Fleshing out the company's software hosting vision, Oracle Corp. CEO Larry Ellison today announced Oracle will not sell any of its applications, other than its database, to application service providers (ASPs).
Instead, Oracle will focus its Business OnLine strategy on partnerships between Oracle, backend datacenter providers, independent software vendors and systems integrators. And Oracle will be its own, sole ASP, Ellison said.
Ellison detailed some of Oracle's latest thinking on its Business OnLine (BOL) initiative on Tuesday, on the eve of Internet World, at a press conference in New York at the World Trade Center.
"Unless the board removes me from my job...over my dead body will we sell our applications to other ASPs," Ellison quipped.
He noted that Oracle plans to push its development tools and 8i database to any interested partners. But the guaranteed service levels required to make software hosting successful preclude Oracle relying on other ASPs to host its back-end applications, Ellison told press and analysts attending the BOL announcement today.

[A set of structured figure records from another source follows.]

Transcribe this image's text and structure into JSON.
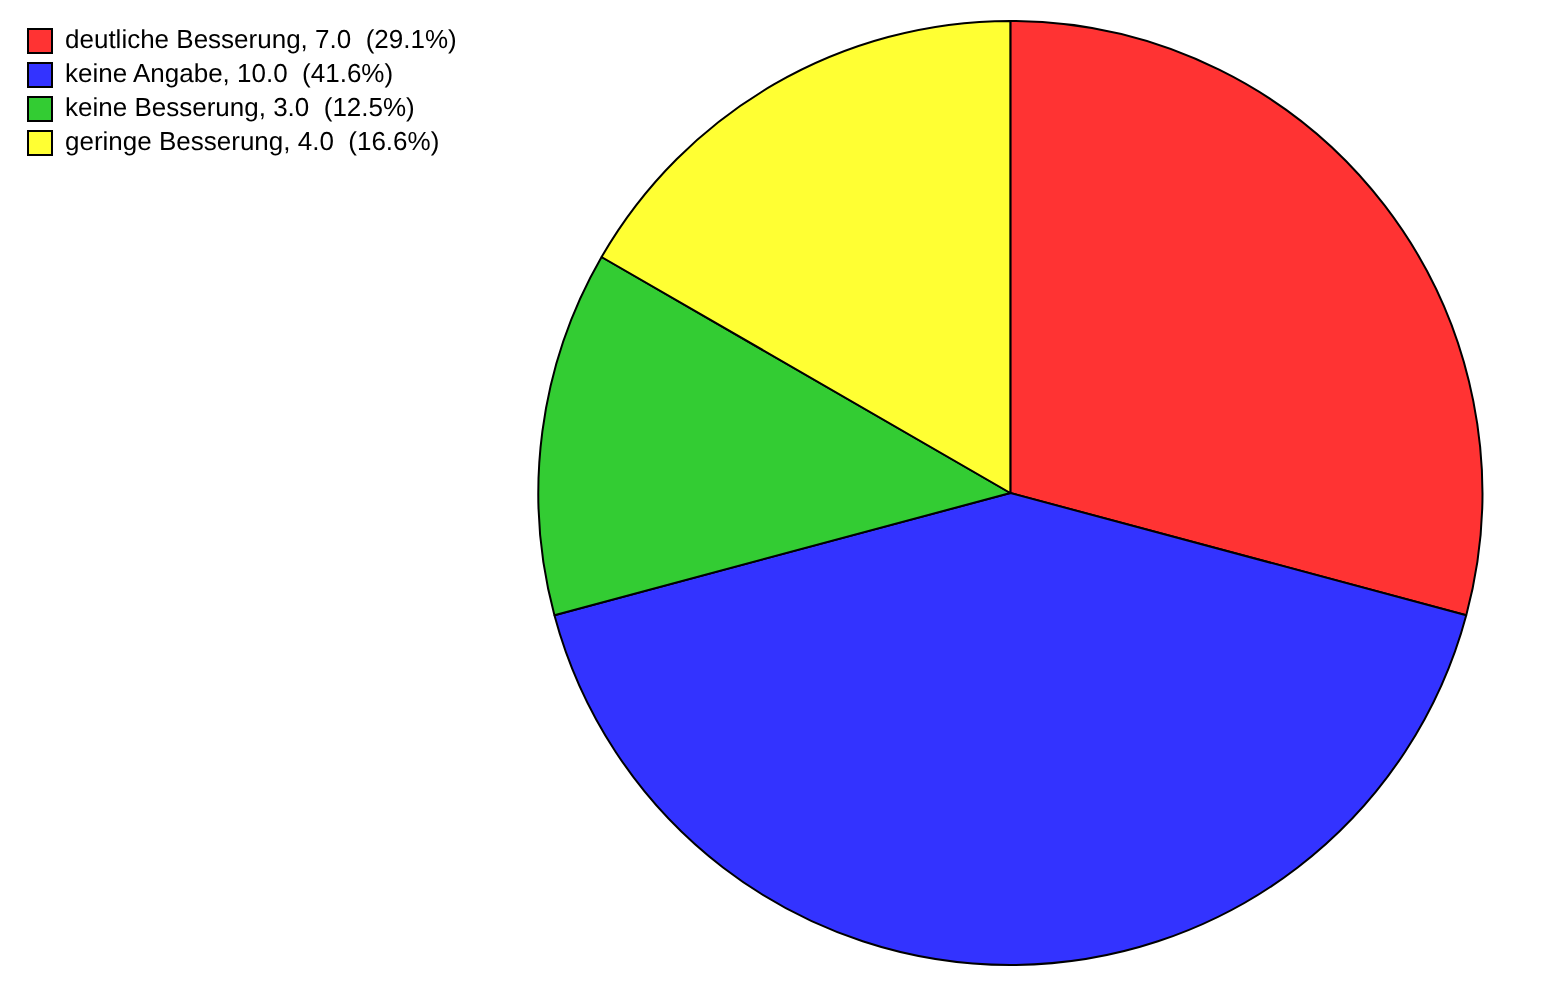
{
  "chart_data": {
    "type": "pie",
    "categories": [
      "deutliche Besserung",
      "keine Angabe",
      "keine Besserung",
      "geringe Besserung"
    ],
    "values": [
      7.0,
      10.0,
      3.0,
      4.0
    ],
    "value_labels": [
      "7.0  (29.1%)",
      "10.0  (41.6%)",
      "3.0  (12.5%)",
      "4.0  (16.6%)"
    ],
    "colors": [
      "#ff3333",
      "#3333ff",
      "#33cc33",
      "#ffff33"
    ],
    "legend": "top left"
  }
}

Datacenter Providers, ISVs, Integrators Line Up
Oracle announced on Tuesday a number of new partnerships around its BOL hosting initiative. Ellison announced last year Oracle's intent to play in the hosting space, and the company rolled out its first Business OnLine pilot test in September 1998.
On Tuesday, Oracle announced it has selected British Telecommunications, Exodus Communications Inc. and Bell Canada as its preferred service providers. These sites, like all of Oracle's data centers, will run exclusively on Sun Microsystems Inc. Solaris, Hewlett-Packard Corp. HP-UX and Linux on PCs, Ellison said.
Oracle also unveiled it will host not only Oracle's own customer relationship management, ERP and other related applications via Business OnLine, but also a number of third-party applications. Oracle already had announced it planned to host NetLedger's QuickBooks-like application on BOL. Today, it announced it also will host applications from Agile Software Corp., BPA Systems, Portera Systems, Syntra Technologies and Vertex Inc.
In addition, Oracle released the names of ten systems integrators with which it intends to accelerate BOL implementations. These are: Braun Consulting, Credence Automations Systems, Grant Thornton LLP, OTP Group, Simplify, Solix Systems, Spectrum Group, Trans-Tech, Ultimedia and Vertex Systems. Other systems integrators will be added to the lineup over time, according to Oracle officials.
'Everyone Else Is Wrong'
Ellison spent little time during Tuesday's event focusing on any of these recently signed deals, however. Instead, he expounded at length on why Oracle is banking on web hosting as the new wave in software delivery.
In typical Ellison fashion, Oracle's CEO claimed Oracle is single-handedly leading the software hosting charge.
"We're the only software company that's our own ASP. Everyone else has it wrong. We have it right. That's why all the dot-coms are coming to us."
Ellison called hosting "a fundamental change in the delivery platform for software." He said the evolving hosting paradigm represents the antithesis of the existing delivery vehicle, which he characterized as "Microsoft, with little Windows servers everywhere and desktops becoming more complex" with more and more complex versions of Windows and Office.
Ellison blamed this old "distributed complexity" paradigm for everything from clutter to the current computing labor shortage. He claimed complex applications running locally at enterprises throughout the world require increasingly hard-to-find computing professionals to keep them all running. Hosting will reduce companies' needs for computing experts, he said.
Big Plans Ahead
It's not just Ellison's vision that's behind Oracle's web-hosting focus, Ellison told the press-conference audience. Ellison said he expects half of all of Oracle's customers to select the BOL versions, as opposed to the locally-run versions of Oracle's applications within the next two years. Currently, however, Oracle has only 100 customers, or 2,000 users, for BOL, Ellison acknowledged. But he claims the company will have "thousands" of BOL users by Christmas this year.
Ellison said Oracle has found a way to integrate the BOL pricing model into its existing sales structure in a way as not to impact adversely company sales. "We ask customers whether they want to run applications on BOL or their own computer. The salesforce gets paid for selling licenses, but they get more for selling BOL [versions]," Ellison explained.
On average, customers selecting BOL versions of Oracle's applications are paying $400 to $500 per month per seat. Ellison added that Oracle has plans in the works for supplementing these revenues with Oracle Consulting packages aimed specifically with small- and medium-sized businesses. It also is investigating how to capitalize on advertising targeted to the needs of customers in specific verticals, such as aerospace, electronics and retail.